In einem sehr kleinen Raum bittet Wolfram Siever die Besucher auf sehr schmalen Holzbänken Platz zu nehmen. "So wie sie hier sitzen, saß die Bevölkerung in den Luftschutzkellern." Siever beschreibt das Gefühl der knapp werdenden Luft im Bunker und die fehlenden Belüftungsanlage. Und obwohl keiner der Anwesenden einen Luftangriff jemals miterlebt hat, erinnert sich jeder an die traumatischen Bunkergeschichten der eigenen Großeltern.

"Ziemlich eng - und wenn man denkt, dass über einem die Bomben einkrachen, da hat man richtig Angst. Meine Oma hat mir das mal erzählt. Wenn sie die Sirenen gehört haben sind alle runtergelaufen", berichtet die Touristin Sophia Maurer.

Atom-Schutzbunker unter der Ku-Damm-Karree
In diesem Atom-Schutzbunker unter der Ku-Damm-Karree können im Notfall 3500 Menschen Platz findenBild: picture-alliance / dpa

Mit Humor gegen die Angst

"Man begann damit, Berlin umzubenennen. Man sagte, Berlin sei die Stadt der 'Warenhäuser': da war 'n Haus, dort war 'n Haus und dort war 'n Haus", fängt Siever an zu spaßen.

So allmählich, wie Berlin nach dem Krieg aus diesen Trümmern wiederauferstanden ist, soll auch die ehemalige Bunker-Anlage wieder zu neuem Leben erweckt werden. Erst 1997 mietete der Berliner "Unterwelten Verein" die Anlagen von der Stadt Berlin an, und mittlerweile sind die Führungen des Vereins immer sehr gut besucht.

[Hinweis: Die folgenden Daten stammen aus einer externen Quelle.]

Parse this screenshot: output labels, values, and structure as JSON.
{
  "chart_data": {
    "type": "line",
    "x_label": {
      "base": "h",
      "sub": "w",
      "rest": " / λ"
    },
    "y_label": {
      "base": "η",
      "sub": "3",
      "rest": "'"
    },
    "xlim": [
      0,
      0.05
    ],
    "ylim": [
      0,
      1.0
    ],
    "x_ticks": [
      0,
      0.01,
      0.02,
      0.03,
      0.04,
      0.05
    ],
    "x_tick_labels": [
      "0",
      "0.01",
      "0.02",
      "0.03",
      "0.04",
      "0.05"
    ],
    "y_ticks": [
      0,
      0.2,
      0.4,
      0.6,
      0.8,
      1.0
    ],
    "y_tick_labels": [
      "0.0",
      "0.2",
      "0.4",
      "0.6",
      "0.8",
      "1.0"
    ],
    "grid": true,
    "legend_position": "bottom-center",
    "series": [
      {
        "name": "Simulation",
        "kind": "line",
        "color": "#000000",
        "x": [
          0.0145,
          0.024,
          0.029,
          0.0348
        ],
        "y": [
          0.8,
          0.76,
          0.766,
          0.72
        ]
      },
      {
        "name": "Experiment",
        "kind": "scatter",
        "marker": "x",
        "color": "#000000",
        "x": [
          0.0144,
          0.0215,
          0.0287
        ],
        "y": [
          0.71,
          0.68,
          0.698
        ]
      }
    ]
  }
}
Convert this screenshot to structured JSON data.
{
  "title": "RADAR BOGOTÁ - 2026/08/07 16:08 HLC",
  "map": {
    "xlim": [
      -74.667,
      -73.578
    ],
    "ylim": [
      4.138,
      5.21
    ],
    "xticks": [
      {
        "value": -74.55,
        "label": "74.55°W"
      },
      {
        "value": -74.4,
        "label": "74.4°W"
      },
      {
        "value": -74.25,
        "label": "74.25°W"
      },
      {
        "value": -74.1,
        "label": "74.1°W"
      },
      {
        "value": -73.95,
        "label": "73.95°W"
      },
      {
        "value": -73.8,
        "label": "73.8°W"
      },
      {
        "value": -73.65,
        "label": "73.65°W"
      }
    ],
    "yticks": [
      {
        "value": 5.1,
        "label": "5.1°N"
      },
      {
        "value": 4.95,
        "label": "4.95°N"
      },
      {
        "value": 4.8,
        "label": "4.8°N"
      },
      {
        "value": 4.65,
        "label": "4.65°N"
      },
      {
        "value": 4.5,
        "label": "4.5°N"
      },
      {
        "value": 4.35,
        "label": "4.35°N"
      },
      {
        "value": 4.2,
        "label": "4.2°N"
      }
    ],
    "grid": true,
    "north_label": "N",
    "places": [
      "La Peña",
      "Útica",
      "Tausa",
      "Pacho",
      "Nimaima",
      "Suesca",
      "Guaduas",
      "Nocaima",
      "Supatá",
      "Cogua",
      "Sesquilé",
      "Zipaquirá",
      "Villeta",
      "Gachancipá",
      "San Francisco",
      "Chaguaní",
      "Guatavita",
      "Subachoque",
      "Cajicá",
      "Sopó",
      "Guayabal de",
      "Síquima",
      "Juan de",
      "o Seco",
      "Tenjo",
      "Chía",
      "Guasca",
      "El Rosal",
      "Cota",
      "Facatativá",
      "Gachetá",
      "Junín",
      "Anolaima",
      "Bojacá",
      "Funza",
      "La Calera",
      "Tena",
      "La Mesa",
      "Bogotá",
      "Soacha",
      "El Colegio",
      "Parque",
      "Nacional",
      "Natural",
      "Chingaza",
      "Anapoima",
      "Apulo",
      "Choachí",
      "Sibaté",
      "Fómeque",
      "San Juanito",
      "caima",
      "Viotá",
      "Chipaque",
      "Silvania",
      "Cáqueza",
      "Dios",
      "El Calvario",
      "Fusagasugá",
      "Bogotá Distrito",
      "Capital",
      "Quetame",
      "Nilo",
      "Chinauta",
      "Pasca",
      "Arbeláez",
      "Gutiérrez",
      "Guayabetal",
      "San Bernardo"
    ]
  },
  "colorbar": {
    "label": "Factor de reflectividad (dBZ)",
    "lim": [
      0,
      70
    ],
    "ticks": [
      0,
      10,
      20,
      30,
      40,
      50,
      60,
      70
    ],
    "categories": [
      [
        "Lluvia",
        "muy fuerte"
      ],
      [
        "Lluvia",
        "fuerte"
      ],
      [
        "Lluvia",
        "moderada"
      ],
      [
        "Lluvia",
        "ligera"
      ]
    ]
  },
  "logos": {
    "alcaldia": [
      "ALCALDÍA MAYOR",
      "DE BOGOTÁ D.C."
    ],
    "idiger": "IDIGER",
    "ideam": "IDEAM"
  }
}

Die Gruppe ist mittlerweile in einem Raum angekommen, wo damals eine Bunker-Feuerwehr untergebracht war, die nach einem Luftangriff immer die Ein- und Ausgänge des Bunkers von Schutt frei räumen musste. "Diese Männer saßen hier mit ihrem Werkzeug, und wenn es dunkel war, weil der Strom ausgefallen war, wären die sich gegenseitig über den Weg gerannt. Man hätte sich gegenseitig die Schaufel über den Kopf gezogen", erklärt Siever. Plötzlich knipst er das Licht aus, doch im Raum bleibt es hell. Der Trick: Die Wände wurden damals mit Phosphor bestrichen. Und das leuchtet sogar noch bis heute.

In dem hell beleuchteten Raum zeigt sich deutlich das Besondere an den Führungen des Berliner Unterwelten Vereins. Sie holen die Vergangenheit ins hier und heute und machen damit Geschichte wieder für alle erlebbar.